16 October 2018, Uruguay - The National Adaptation Plan for Cities and Local Governments project (NAP-Cities) presented on progress and anticipated challenges for the next few months at a Sustainable Cities event on October 11 in Uruguay.

The event brought together the National Territorial Organization Committee, comprised of institutions related to urban planning and development from around the nation, with the Second NAP-Cities Working Session, a collection of representatives from the National System of Response to Climate Change (SNRCC), the Advisory Commission on Land Management (COAOT), the Uruguayan Agency for International Cooperation (AUCI) and the United Nations Development Programme (UNDP).
The opening round table discussion was led by Undersecretary of the Ministry of Housing, Territorial Planning and Environment (MOVTMA) Jorge Rucks, National Director of Territorial Planning José Freitas and National Water Director Daniel Greif. 
Rucks highlighted the challenge presented by urban sustainability for MVOTMA, UNDP and various stakeholders at the national and local levels. "As an issue that encompasses 93 percent of the country's population, what is done in our cities impacts the whole nation,” Rucks said.
National Water Director Daniel Greif stressed the importance of water planning at the urban level and noted that climate change is an opportunity to review all aspects of sustainability in cities and think about the problems in an integrated manner. 
At the closing of the opening discussion, National Director of Territorial Planning Daniel Freitas emphasized, "the NAP-Cities is an opportunity to unite in addressing a key issue since it is present in the challenges of all institutions."
Mariana Kasprzyk, from the Climate Change Division of MVOTMA, Myrna Campoleoni, principal project consultant, and Gustavo Olveyra, technical consultant, presented the progress made by the NAP-Cities.
After addressing unilateral and multilateral responses to climate change (through the Kyoto Protocol, Paris Agreement and National Climate Change Policy, among others), Kasprzyk outlined the national adaptation plans foreseen in Uruguay. The NAP-Cities is one of the three NAP plans that set goals for 2020 (along with the Agricultural NAP and the Coastal NAP). Adaptation plans related to energy and health are expected to be implemented by 2025.
Myrna Campoleoni gave an overview of the main concepts linked to climate change and variability, as well their causes and main consequences in urban areas.
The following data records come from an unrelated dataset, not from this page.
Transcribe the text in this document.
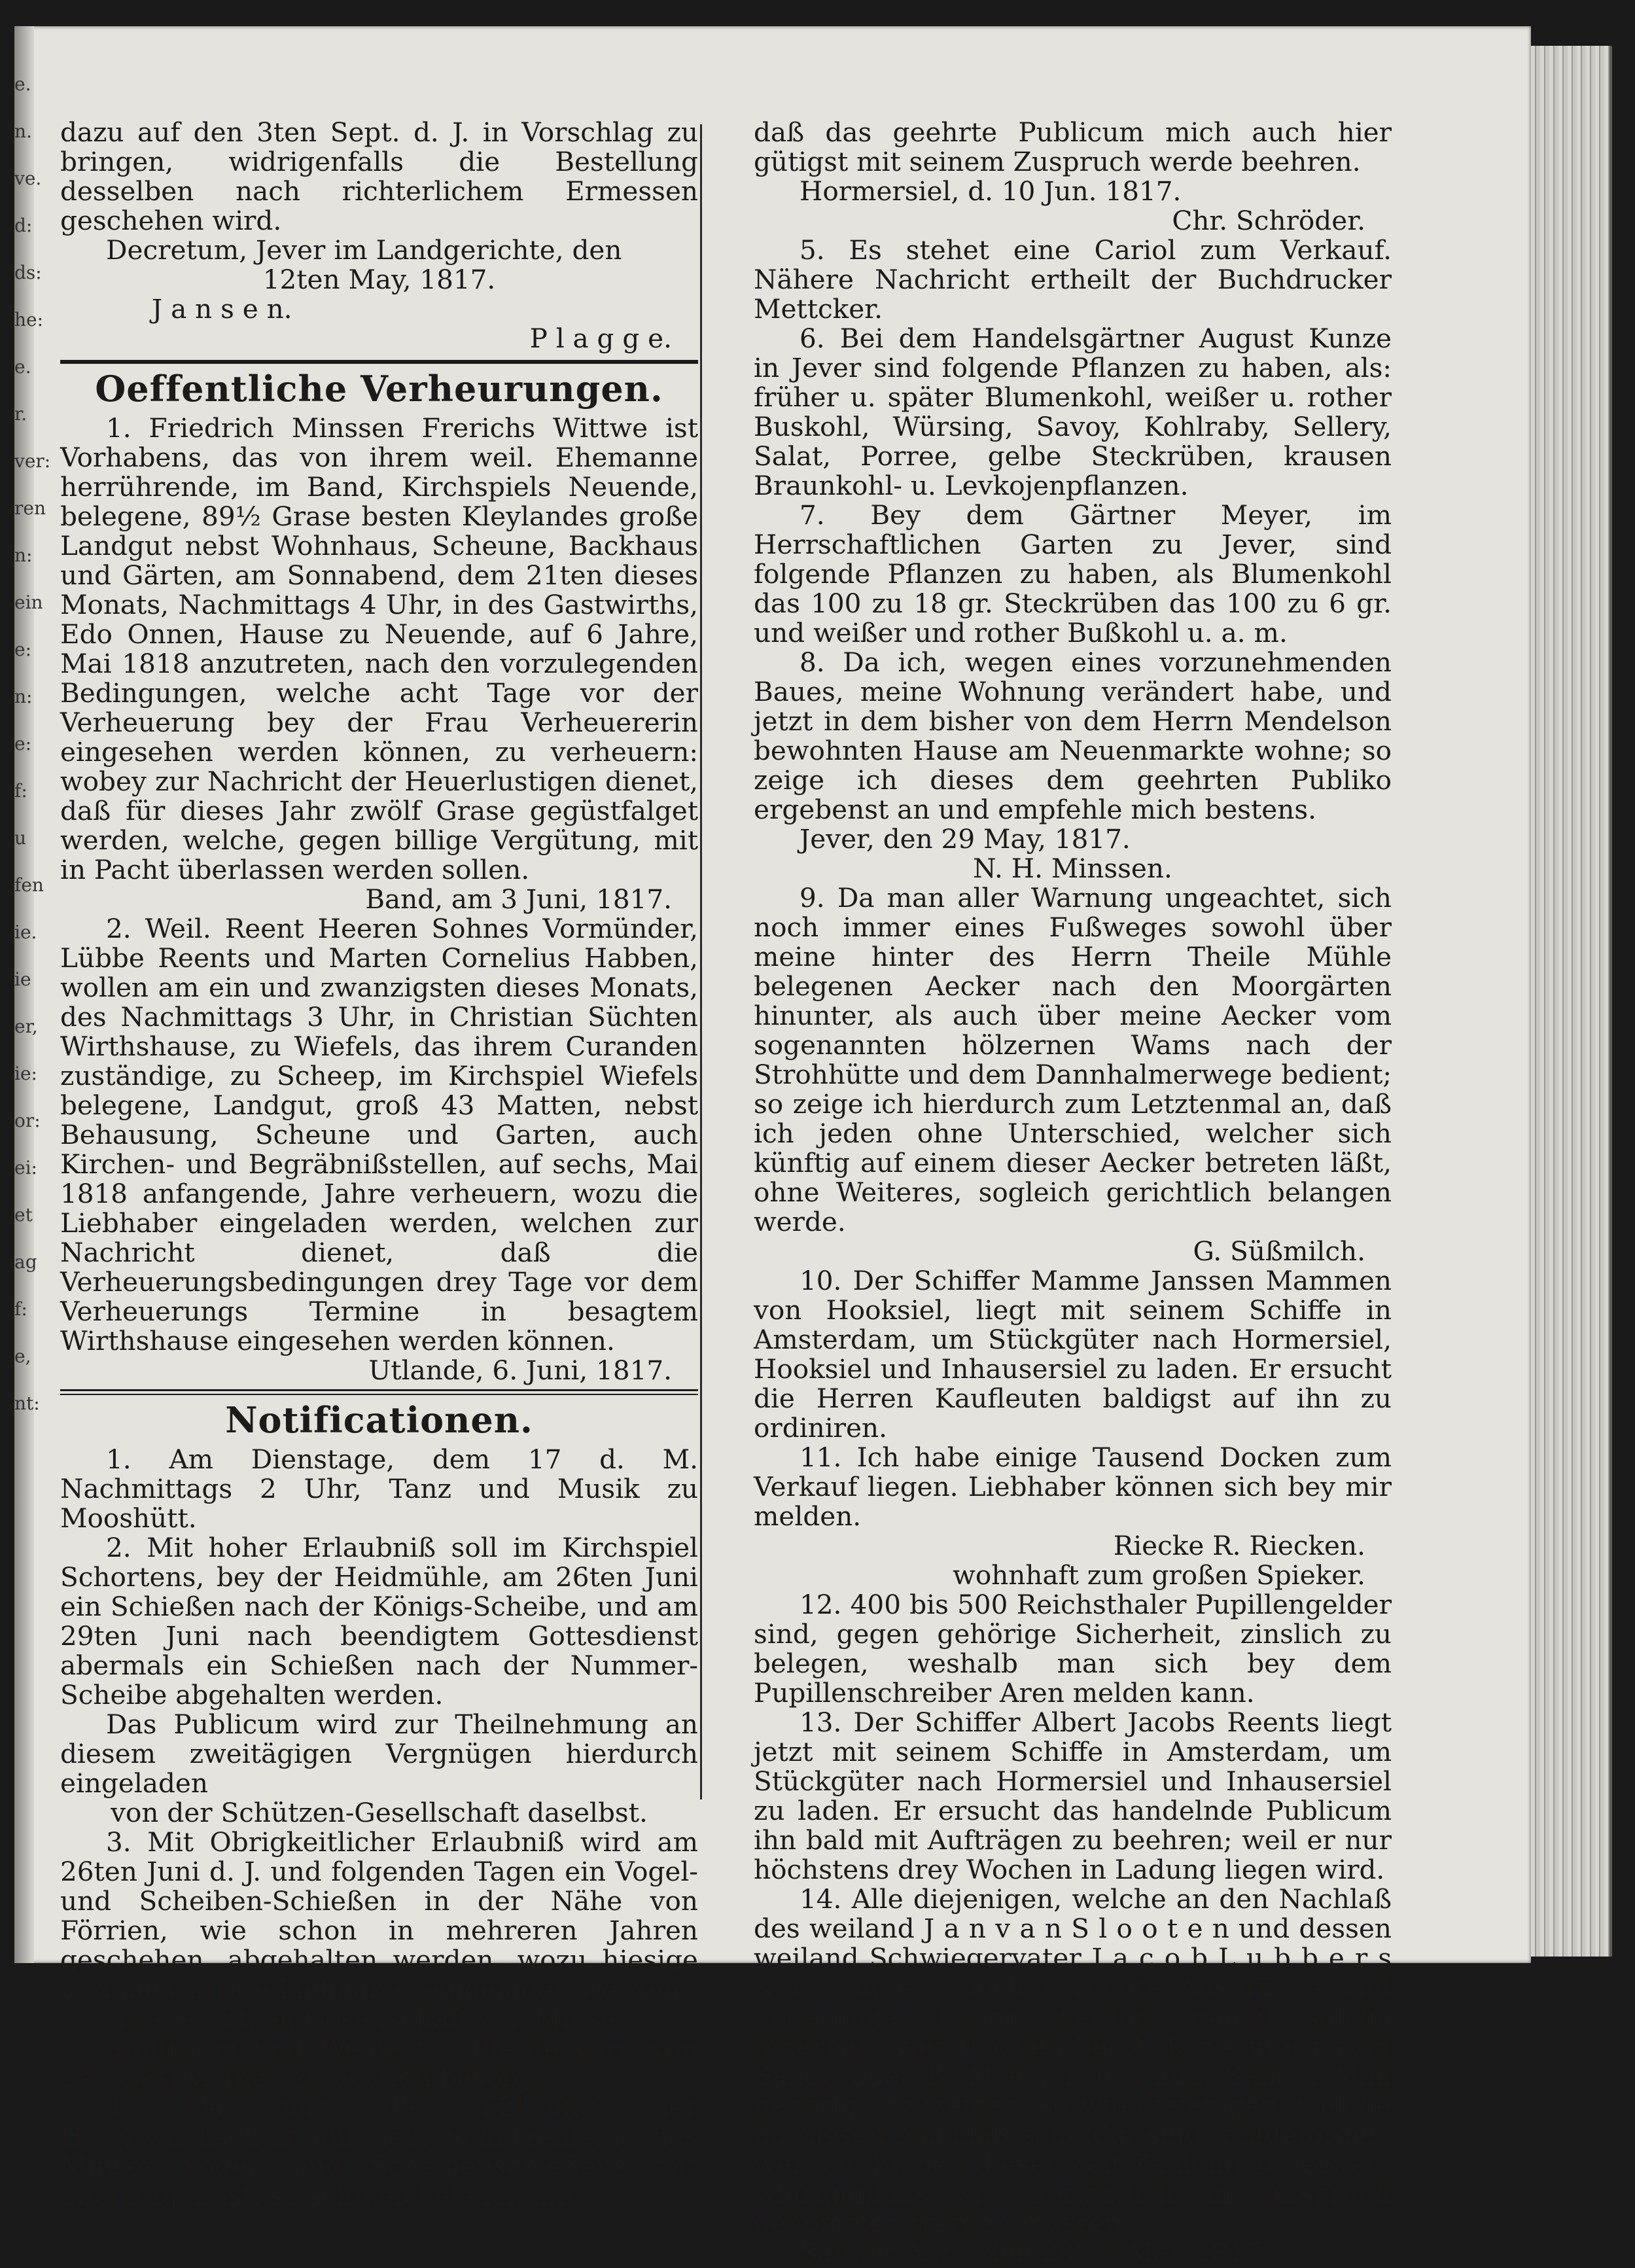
e.
n.
ve.
d:
ds:
he:
e.
r.
ver:
ren
n:
ein
e:
n:
e:
f:
u
fen
ie.
ie
er,
ie:
or:
ei:
et
ag
f:
e,
nt:

dazu auf den 3ten Sept. d. J. in Vorschlag zu bringen, widrigenfalls die Bestellung desselben nach richterlichem Ermessen geschehen wird.

Decretum, Jever im Landgerichte, den

12ten May, 1817.

J a n s e n.

P l a g g e.

Oeffentliche Verheurungen.

1. Friedrich Minssen Frerichs Wittwe ist Vorhabens, das von ihrem weil. Ehemanne herrührende, im Band, Kirchspiels Neuende, belegene, 89½ Grase besten Kleylandes große Landgut nebst Wohnhaus, Scheune, Backhaus und Gärten, am Sonnabend, dem 21ten dieses Monats, Nachmittags 4 Uhr, in des Gastwirths, Edo Onnen, Hause zu Neuende, auf 6 Jahre, Mai 1818 anzutreten, nach den vorzulegenden Bedingungen, welche acht Tage vor der Verheuerung bey der Frau Verheuererin eingesehen werden können, zu verheuern: wobey zur Nachricht der Heuerlustigen dienet, daß für dieses Jahr zwölf Grase gegüstfalget werden, welche, gegen billige Vergütung, mit in Pacht überlassen werden sollen.

Band, am 3 Juni, 1817.

2. Weil. Reent Heeren Sohnes Vormünder, Lübbe Reents und Marten Cornelius Habben, wollen am ein und zwanzigsten dieses Monats, des Nachmittags 3 Uhr, in Christian Süchten Wirthshause, zu Wiefels, das ihrem Curanden zuständige, zu Scheep, im Kirchspiel Wiefels belegene, Landgut, groß 43 Matten, nebst Behausung, Scheune und Garten, auch Kirchen- und Begräbnißstellen, auf sechs, Mai 1818 anfangende, Jahre verheuern, wozu die Liebhaber eingeladen werden, welchen zur Nachricht dienet, daß die Verheuerungsbedingungen drey Tage vor dem Verheuerungs Termine in besagtem Wirthshause eingesehen werden können.

Utlande, 6. Juni, 1817.

Notificationen.

1. Am Dienstage, dem 17 d. M. Nachmittags 2 Uhr, Tanz und Musik zu Mooshütt.

2. Mit hoher Erlaubniß soll im Kirchspiel Schortens, bey der Heidmühle, am 26ten Juni ein Schießen nach der Königs-Scheibe, und am 29ten Juni nach beendigtem Gottesdienst abermals ein Schießen nach der Nummer-Scheibe abgehalten werden.

Das Publicum wird zur Theilnehmung an diesem zweitägigen Vergnügen hierdurch eingeladen

von der Schützen-Gesellschaft daselbst.

3. Mit Obrigkeitlicher Erlaubniß wird am 26ten Juni d. J. und folgenden Tagen ein Vogel- und Scheiben-Schießen in der Nähe von Förrien, wie schon in mehreren Jahren geschehen, abgehalten werden, wozu hiesige und auswärtige Liebhaber eingeladen werden.

Die Schützen-Gesellschaft von Minsen.

Stallraum und Weide für Pferde wird von den Gastwirthen zu Förrien besorgt.

4. Da mir die Führung der Hauptwirthschaft auf dem Schützenfelde des Minser Vogel- und Scheibenschießens mit übertragen ist: so schmeichele ich mir,

daß das geehrte Publicum mich auch hier gütigst mit seinem Zuspruch werde beehren.

Hormersiel, d. 10 Jun. 1817.

Chr. Schröder.

5. Es stehet eine Cariol zum Verkauf. Nähere Nachricht ertheilt der Buchdrucker Mettcker.

6. Bei dem Handelsgärtner August Kunze in Jever sind folgende Pflanzen zu haben, als: früher u. später Blumenkohl, weißer u. rother Buskohl, Würsing, Savoy, Kohlraby, Sellery, Salat, Porree, gelbe Steckrüben, krausen Braunkohl- u. Levkojenpflanzen.

7. Bey dem Gärtner Meyer, im Herrschaftlichen Garten zu Jever, sind folgende Pflanzen zu haben, als Blumenkohl das 100 zu 18 gr. Steckrüben das 100 zu 6 gr. und weißer und rother Bußkohl u. a. m.

8. Da ich, wegen eines vorzunehmenden Baues, meine Wohnung verändert habe, und jetzt in dem bisher von dem Herrn Mendelson bewohnten Hause am Neuenmarkte wohne; so zeige ich dieses dem geehrten Publiko ergebenst an und empfehle mich bestens.

Jever, den 29 May, 1817.

N. H. Minssen.

9. Da man aller Warnung ungeachtet, sich noch immer eines Fußweges sowohl über meine hinter des Herrn Theile Mühle belegenen Aecker nach den Moorgärten hinunter, als auch über meine Aecker vom sogenannten hölzernen Wams nach der Strohhütte und dem Dannhalmerwege bedient; so zeige ich hierdurch zum Letztenmal an, daß ich jeden ohne Unterschied, welcher sich künftig auf einem dieser Aecker betreten läßt, ohne Weiteres, sogleich gerichtlich belangen werde.

G. Süßmilch.

10. Der Schiffer Mamme Janssen Mammen von Hooksiel, liegt mit seinem Schiffe in Amsterdam, um Stückgüter nach Hormersiel, Hooksiel und Inhausersiel zu laden. Er ersucht die Herren Kaufleuten baldigst auf ihn zu ordiniren.

11. Ich habe einige Tausend Docken zum Verkauf liegen. Liebhaber können sich bey mir melden.

Riecke R. Riecken.

wohnhaft zum großen Spieker.

12. 400 bis 500 Reichsthaler Pupillengelder sind, gegen gehörige Sicherheit, zinslich zu belegen, weshalb man sich bey dem Pupillenschreiber Aren melden kann.

13. Der Schiffer Albert Jacobs Reents liegt jetzt mit seinem Schiffe in Amsterdam, um Stückgüter nach Hormersiel und Inhausersiel zu laden. Er ersucht das handelnde Publicum ihn bald mit Aufträgen zu beehren; weil er nur höchstens drey Wochen in Ladung liegen wird.

14. Alle diejenigen, welche an den Nachlaß des weiland J a n v a n S l o o t e n und dessen weiland Schwiegervater J a c o b L u b b e r s K r e m e r noch gerechte Ansprüche und Foderungen haben, werden ersucht, solche innerhalb vier Wochen bei A. K r e m e r zum Sande oder B. M e y n e n zum Sander-Ahm gehörig anzuzeigen; so wie diejenigen, welche an diesen Nachlaß schuldig sind, aufgefordert werden, binnen dieser Zeit Zahlung zu leisten; widrigenfalls sie gerichtlich in Anspruch genommen werden müssen.

Sander-Ahm, den 20ten Mai, 1817.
She noted that the sectors most exposed and sensitive to climate change and variability were the water and sewage systems, the power system, transportation and telecommunications, construction materials and recreation spaces, green infrastructure, ecosystem services, and social and health services.
The NAP-Cities process, Campoleoni stressed, "is a continuous, progressive and iterative process that allows a country-level approach; it is transparent, participatory and gender sensitive, and takes into account vulnerable groups, communities and systems."
The consultant also addressed issues such as urban vulnerability and resilience, expressing the need to "move from urban resilience to urban sustainability, integrating the concept of resilience in a crosscutting way to strategic planning, overcoming sectorial interests and permeating all areas of management."
The NAP-Cities project is still undergoing consolidation since its launch in May. The meeting featured the presentation of the project’s main advances and lines of action. The technical team is in formation, NAP-Cities is in a diagnostic stage that includes the execution of an inventory and balance of urban adaptation planning, as well as an assessment of the existing gaps in information on climate change in cities, noted Gustavo Olveyra.
In turn, the assessment entails evaluating the existing training needs required to implement adaptation in urban areas, and a survey and evaluation of the development plans in investment in cities to identify and evaluate risks related to climate change.
Olveyra stressed that preparing the NAP involves multiple actors throughout the country, so one of the most important tasks was the assembly of a "system of actors," which would not just define the institutions involved at the national, departmental and local levels, but would also establish degrees of involvement, competencies and management capacities. Identifying institutional references and defining a process to systematize learning, review experiences and collect feedback will be one of the main challenges in the coming months.
Implementing fluid communication between the complex web of actors associated with the issue, generating spaces for real participation and defining adequate training strategies constitute additional challenges that the project has proposed for the elaboration of an intersectional and interdisciplinary National Adaptation Plan for Cities and Local Governments to climate change.